Silvia risponde alla domanda silenziosa: “Eravamo sempre insieme, senza invasioni, senza pesantezza, con la libertà di cercarci. Mi telefonava: ‘Bimba, ho un’ora di buco. Passo e ci andiamo a bere un caffè a Taormina…’. Era leggero, Michele. Mi manca la condivisione, mi manca il suo non esserci fisicamente. Nostro figlio è il miracolo più riuscito. Aveva quasi sette anni quando il padre morì. E’ cresciuto senza rancore, senza risentimento, senza chiudersi. E’ un ragazzo amato da tutti. In tanto dolore, noi possiamo dirlo: abbiamo avuto Michele. Sì, ho perdonato”.
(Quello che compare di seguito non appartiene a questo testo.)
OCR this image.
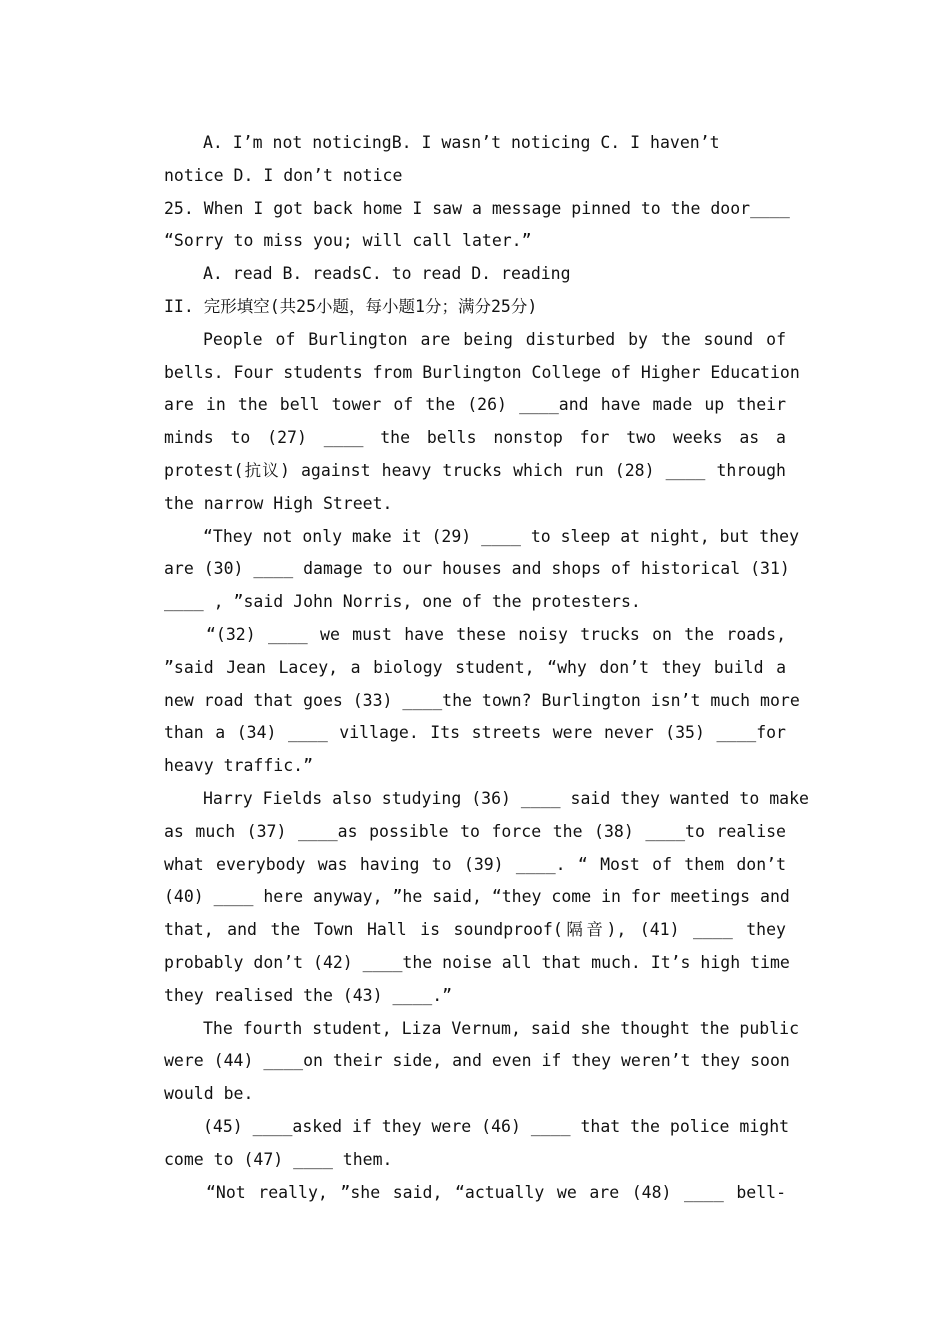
A. I’m not noticingB. I wasn’t noticing C. I haven’t
notice D. I don’t notice
25. When I got back home I saw a message pinned to the door____
“Sorry to miss you; will call later.”
A. read B. readsC. to read D. reading
II. 完形填空(共25小题，每小题1分；满分25分)
People of Burlington are being disturbed by the sound of
bells. Four students from Burlington College of Higher Education
are in the bell tower of the (26) ____and have made up their
minds to (27) ____ the bells nonstop for two weeks as a
protest(抗议) against heavy trucks which run (28) ____ through
the narrow High Street.
“They not only make it (29) ____ to sleep at night, but they
are (30) ____ damage to our houses and shops of historical (31)
____ , ”said John Norris, one of the protesters.
“(32) ____ we must have these noisy trucks on the roads,
”said Jean Lacey, a biology student, “why don’t they build a
new road that goes (33) ____the town? Burlington isn’t much more
than a (34) ____ village. Its streets were never (35) ____for
heavy traffic.”
Harry Fields also studying (36) ____ said they wanted to make
as much (37) ____as possible to force the (38) ____to realise
what everybody was having to (39) ____. “ Most of them don’t
(40) ____ here anyway, ”he said, “they come in for meetings and
that, and the Town Hall is soundproof(隔音), (41) ____ they
probably don’t (42) ____the noise all that much. It’s high time
they realised the (43) ____.”
The fourth student, Liza Vernum, said she thought the public
were (44) ____on their side, and even if they weren’t they soon
would be.
(45) ____asked if they were (46) ____ that the police might
come to (47) ____ them.
“Not really, ”she said, “actually we are (48) ____ bell-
Anna Maria Toscano si asciuga una lacrima che non voleva essere notata: “E’ un destino. Michele è in ogni istante con noi. Ogni volta che partiamo, qualcuno viene a parlarci di lui. Anche in Trentino, qualche tempo fa, una signora mi ha chiesto: ma tu sei la sorella di Michele Toscano?”. “Anna” – così ne sussurra il nome la cognata – e Silvia si congedano e vanno a cena, con le loro ombre gentili. Di là, ci sono altri castellesi. Alcuni di loro hanno sperimentato da vicino quel due maggio.

“Sono rimasti pezzi indelebili di memoria– dice il sindaco di Aci Castello, Filippo Drago -. Tutta la nostra comunità non ha mai dimenticato quella assurda strage. Abbiamo intitolato l’aula consiliare alla memoria di Michele Toscano e, idealmente, a tutte le vittime”.

Non scorderò mai mio zio Michele e i cari amici che morirono, Giuseppe Castorina, Rita Mammino, Maria Cappadonna, Salvatore Li Volsi – dice lo scrittore Luigi Pulvirenti, penna sensibile, figlio di Anna Maria -. Per me, mio zio più che uno zio era un fratello maggiore. Arrivai al municipio e vidi il corpo del povero signor Castorina. C’era mia zia Silvia accasciata, distrutta, aveva perso la mamma da poco. Credo che il padre di Leotta sia morto di crepacuore. Il perdono? E’ una cosa difficile da spiegare, è un cammino diverso da persona a persona. Forse non è nemmeno così importante. Io non odio nessuno”.

Balconi e lampioni che vegliavano i ragazzi innamorati, la coppa alla frutta, il mare e la piazza, quel macramè di nostalgie che regala al petto guizzi inaspettati: “Ed era come un mal d’Africa, mal d’Africa…”.

Poi, quel due maggio di quindici anni fa, quando Pippo sparò e uccise, spargendo sale di dolore e lacrime. La gente che scappa e si chiude a chiave nelle villette. La paura. I familiari che si stringono e piangono sulle scale del Comune. Il nero della pietra lavica macchiato dal sangue. Ma i gelsomini di Aci Castello hanno resistito, sono sopravvissuti. I gelsomini sono ancora lì.